Stella Computer Cluster Architecture
Hardware
Stella is composed of:
- Four identical 4-way nodes (comp02-comp05), each of them with:
- 4 dual-core opterons 2.4GHz
- 16GB RAM
- 73GB SCSI320 HD
- Infinipath HTX adapter [not delivered yet]
- 1U chassis
- One extensible 4-way node (comp00):
- Same configuration as comp02-05 plus:
- Extra 300GB SCSI320 HD
- 4U chassis with available PCI-Express slots
- One 2-way node (comp01)
- 2 dual-core opterons 2.4GHz
- 8GB RAM
- 73GB SATA Raptor HD
- Infinipath PCI-Express adapter
- 4U chassis with available HTX and PCI-Express slots
- Front-end node + NFS file server (stella)

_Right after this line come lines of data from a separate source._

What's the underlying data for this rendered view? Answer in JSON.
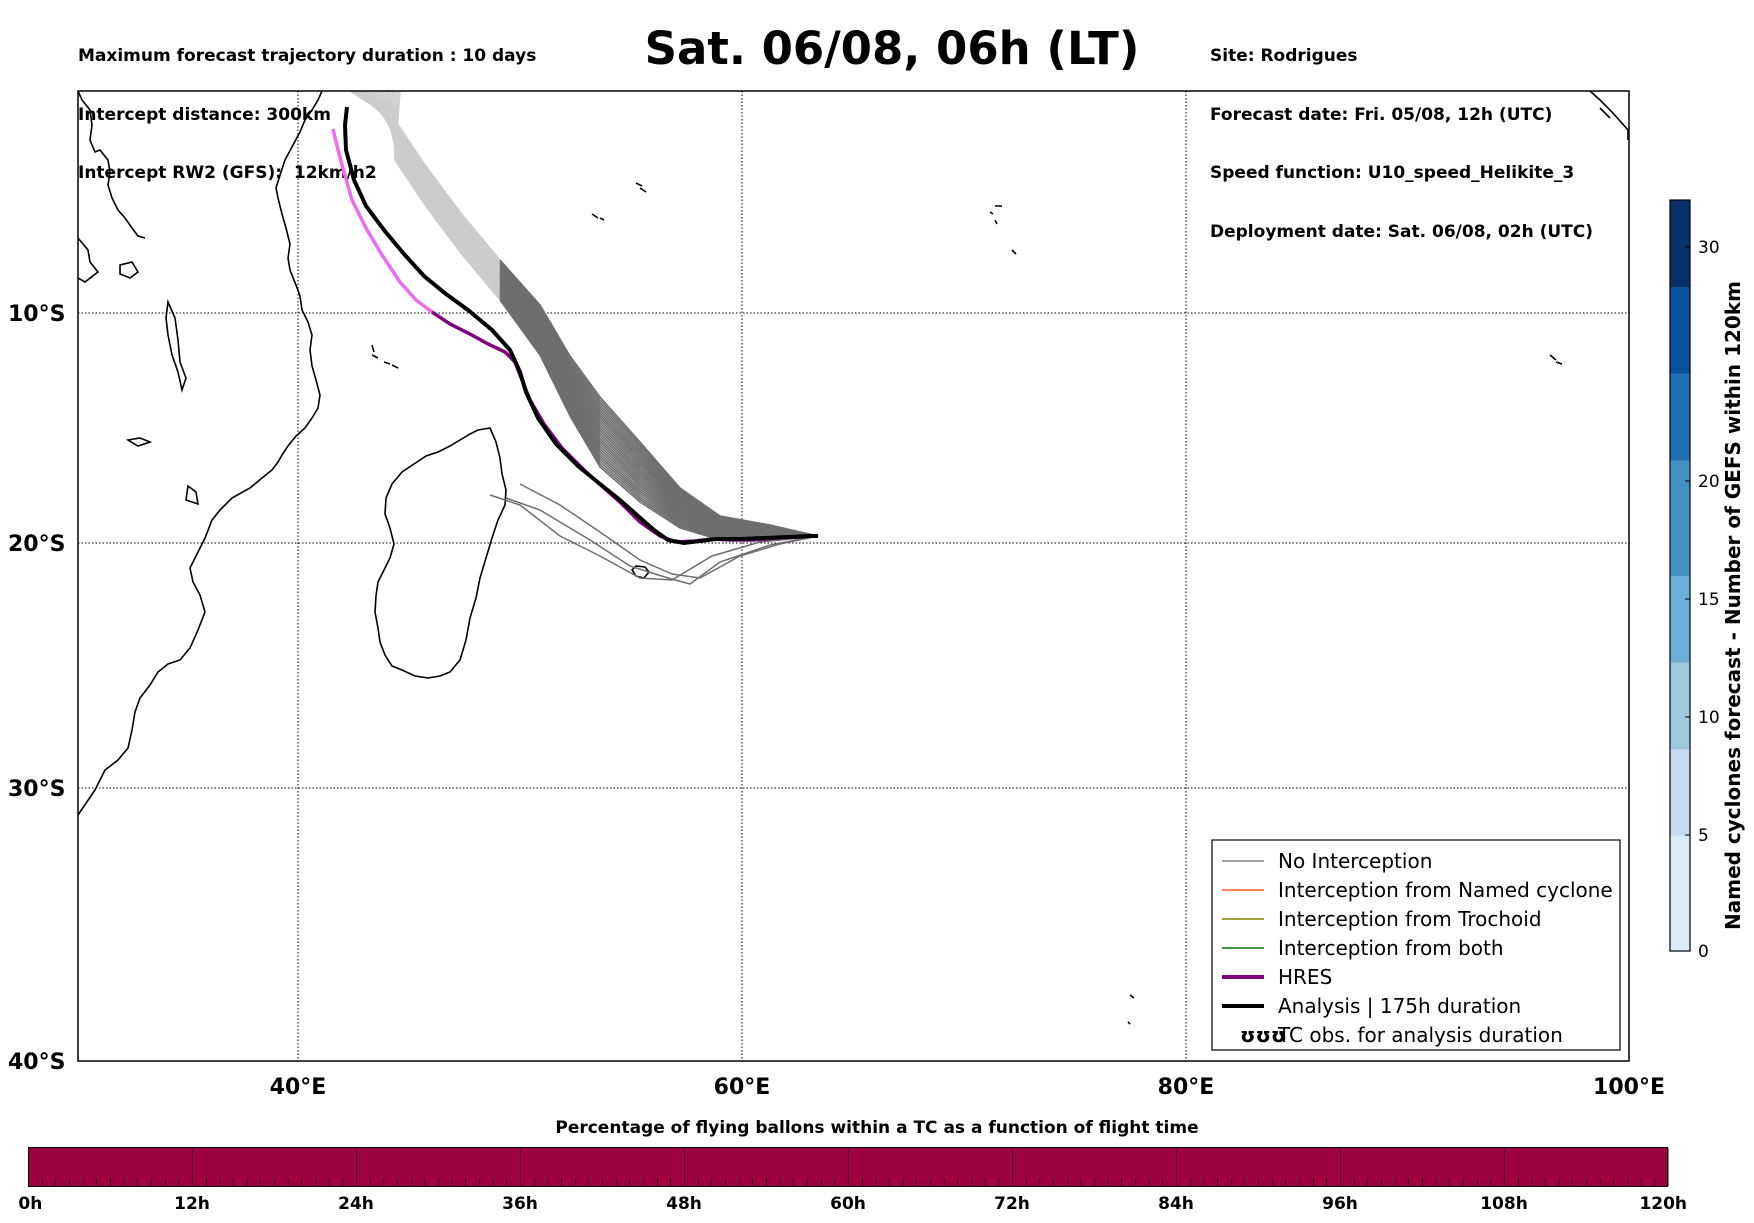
{
  "header": {
    "left": [
      "Maximum forecast trajectory duration : 10 days",
      "Intercept distance: 300km",
      "Intercept RW2 (GFS):  12km/h2"
    ],
    "title": "Sat. 06/08, 06h (LT)",
    "right": [
      "Site: Rodrigues",
      "Forecast date: Fri. 05/08, 12h (UTC)",
      "Speed function: U10_speed_Helikite_3",
      "Deployment date: Sat. 06/08, 02h (UTC)"
    ]
  },
  "map": {
    "lon_range": [
      30,
      100
    ],
    "lat_range": [
      -40,
      1
    ],
    "lat_labels": [
      "10°S",
      "20°S",
      "30°S",
      "40°S"
    ],
    "lon_labels": [
      "40°E",
      "60°E",
      "80°E",
      "100°E"
    ],
    "colors": {
      "ensemble": "#6e6e6e",
      "ensemble_light": "#c8c8c8",
      "hres": "#800080",
      "hres_early": "#ee6aee",
      "analysis": "#000000"
    }
  },
  "legend": [
    {
      "label": "No Interception",
      "color": "#808080",
      "style": "thin"
    },
    {
      "label": "Interception from Named cyclone",
      "color": "#ff5a1f",
      "style": "thin"
    },
    {
      "label": "Interception from Trochoid",
      "color": "#808000",
      "style": "thin"
    },
    {
      "label": "Interception from both",
      "color": "#008000",
      "style": "thin"
    },
    {
      "label": "HRES",
      "color": "#800080",
      "style": "thick"
    },
    {
      "label": "Analysis | 175h duration",
      "color": "#000000",
      "style": "thick"
    },
    {
      "label": "TC obs. for analysis duration",
      "color": "#000000",
      "style": "symbol",
      "symbol": "ʊʊʊ"
    }
  ],
  "colorbar": {
    "title": "Named cyclones forecast - Number of GEFS within 120km",
    "ticks": [
      "0",
      "5",
      "10",
      "15",
      "20",
      "30"
    ],
    "colors": [
      "#deebf7",
      "#c6dbef",
      "#9ecae1",
      "#6baed6",
      "#4292c6",
      "#2171b5",
      "#08519c",
      "#08306b"
    ]
  },
  "percentage_bar": {
    "title": "Percentage of flying ballons within a TC as a function of flight time",
    "ticks": [
      "0h",
      "12h",
      "24h",
      "36h",
      "48h",
      "60h",
      "72h",
      "84h",
      "96h",
      "108h",
      "120h"
    ],
    "fill_color": "#9e0142",
    "value": 0
  }
}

- 2 single-core opterons 2.4GHz
- 4GB RAM
- 150GB RAID1
- 2TB RAID5 accessible via NFS via Gigabit ethernet
- Cluster Management Appliance (CMA)
- Gigabit Ethernet Switch
- Silverstorm Infiniband Switch
- UPS
Cluster interconnect
The following figure outlines the functional connectivity within the cluster. Users connect via the front-end node, which is a full Linux system with shells, compilers, editors, etc. Jobs are submitted to the front-end node's scheduler, which distributes them to the compute nodes via gigabit ethernet. The compute nodes have a further fast interconnect for high-bandwidth low-latency communications.
Gigabit ethernet
The Gigabit ethernet switch is connecting all the components of the cluster together (front-end node, compute nodes and CMA). The Gbit ethernet LAN is mainly used for the following tasks:
- Job control between front-end node and compute nodes
- NFS file server transfers
- Monitoring functions by the CMA
- Serial-Over-Ethernet communications
MPI Infinipath/Infiniband interconnect
The Infinipath/Infiniband interconnect is (in 2006) the interconnect which provides the lowest latency for MPI communications. A tiny fraction of the latency was additionally saved by selecting Infinipath HTX adapters instead of PCI-Express ones.
This low-latency interconnect is exploited by the MPI libraries installed on the cluster.
Software
The front-end and compute nodes are based on Suse 9.3. As such, all the usual linux tools and libraries are available:
- gcc
- liblapack, libscalapack
- etc.
- Java 1.5 and 1.6
- Synopsys VCS with SystemC
- Matlab with Distributed Toolkit
Scheduler: Sun N1 Grid Engine
Every task intended to run on the cluster's compute nodes must be submitted to the Sun Grid Engine software: Grid Engine keeps track of available resources, running jobs, user history etc., and automatically decides where and when the various jobs should run to use the compute nodes at the best of their capabilities and share the resources equitably between users.
TODO: Add a description of all those useful things in SGE. Add description of queues.
Network File System
Two common ways of copying files accross computers are by using scp and by sharing them via NFS.
Scp is available to and from Stella.
Regarding NFS, we decided not to mount any departmental NFS share on stella for two reasons:
- They are unreliable: machines mounting them usually hang when the department's network goes down.
- A file written to a department's NFS file server goes via a series of 100Mbps switches.
Stella is linked to the APT group via a 1Gbps switch.